Thank you all for your comments. I did not know about bytecode caches. They're 
interesting concept, but if I am interpreting the paper correctly they 
only double
the average speed of operation, which is rather less than I would have anticipated.

I strongly advise that you take the time to try a bytecode cache. Within linux environments I am partial to eaccelerator. In IIS environments I now use WinCache from Microsoft. From my own observations with a multitude of different types of PHP web applications I find that the speed gain is closer to 5 times faster on average.

As I would have to understand yet another system to implement them, and I 
suspect I'd have
to do a significant amount of rearranging, I don't think I will worry about 
them unless my
webpages unexpectedly become extremely popular.

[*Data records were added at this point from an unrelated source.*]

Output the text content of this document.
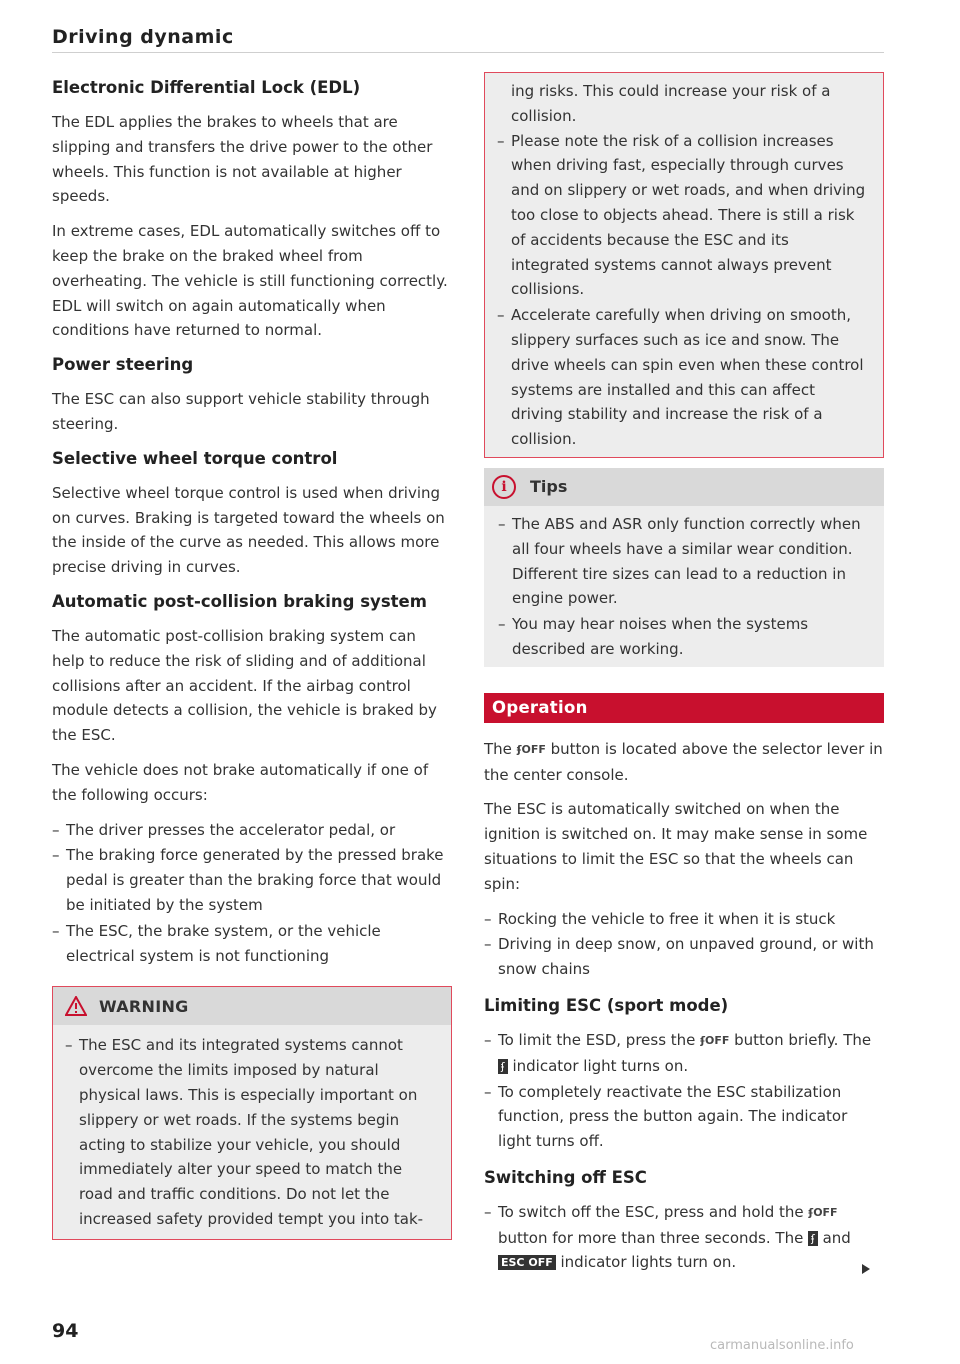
Driving dynamic
Electronic Differential Lock (EDL)
The EDL applies the brakes to wheels that are slipping and transfers the drive power to the other wheels. This function is not available at higher speeds.
In extreme cases, EDL automatically switches off to keep the brake on the braked wheel from overheating. The vehicle is still functioning correctly. EDL will switch on again automatically when conditions have returned to normal.
Power steering
The ESC can also support vehicle stability through steering.
Selective wheel torque control
Selective wheel torque control is used when driving on curves. Braking is targeted toward the wheels on the inside of the curve as needed. This allows more precise driving in curves.
Automatic post-collision braking system
The automatic post-collision braking system can help to reduce the risk of sliding and of additional collisions after an accident. If the airbag control module detects a collision, the vehicle is braked by the ESC.
The vehicle does not brake automatically if one of the following occurs:
– The driver presses the accelerator pedal, or
– The braking force generated by the pressed brake pedal is greater than the braking force that would be initiated by the system
– The ESC, the brake system, or the vehicle electrical system is not functioning
WARNING
– The ESC and its integrated systems cannot overcome the limits imposed by natural physical laws. This is especially important on slippery or wet roads. If the systems begin acting to stabilize your vehicle, you should immediately alter your speed to match the road and traffic conditions. Do not let the increased safety provided tempt you into tak-
ing risks. This could increase your risk of a collision.
– Please note the risk of a collision increases when driving fast, especially through curves and on slippery or wet roads, and when driving too close to objects ahead. There is still a risk of accidents because the ESC and its integrated systems cannot always prevent collisions.
– Accelerate carefully when driving on smooth, slippery surfaces such as ice and snow. The drive wheels can spin even when these control systems are installed and this can affect driving stability and increase the risk of a collision.
i	Tips
– The ABS and ASR only function correctly when all four wheels have a similar wear condition. Different tire sizes can lead to a reduction in engine power.
– You may hear noises when the systems described are working.
Operation
The ʄOFF button is located above the selector lever in the center console.
The ESC is automatically switched on when the ignition is switched on. It may make sense in some situations to limit the ESC so that the wheels can spin:
– Rocking the vehicle to free it when it is stuck
– Driving in deep snow, on unpaved ground, or with snow chains
Limiting ESC (sport mode)
– To limit the ESD, press the ʄOFF button briefly. The ʄ indicator light turns on.
– To completely reactivate the ESC stabilization function, press the button again. The indicator light turns off.
Switching off ESC
– To switch off the ESC, press and hold the ʄOFF button for more than three seconds. The ʄ and ESC OFF indicator lights turn on.
94
carmanualsonline.info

That's your perogative, but you started this thread with a question about file access times. By your latest argument (above) you may as well ignore it since when and if the issue becomes salient then you can worry about it. However, I think that's disingenuous at best since your pages will appear slower on average, and you're just wasting CPU resources.

Al's suggestion that my code is probably infinitesimal compared with PHP 
suggests that I
shouldn't be worrying about memory requirements.  On the other hand I agree 
with David
that the advantages of using relatively small easy to understand modules 
probably outweigh
the costs of loading a larger number of files.

You've missed several points. Bytecode caches allow you to skip the trip to the filesystem. They allow you to skip the parse and compile stage of PHP. They almost always make your shit run faster.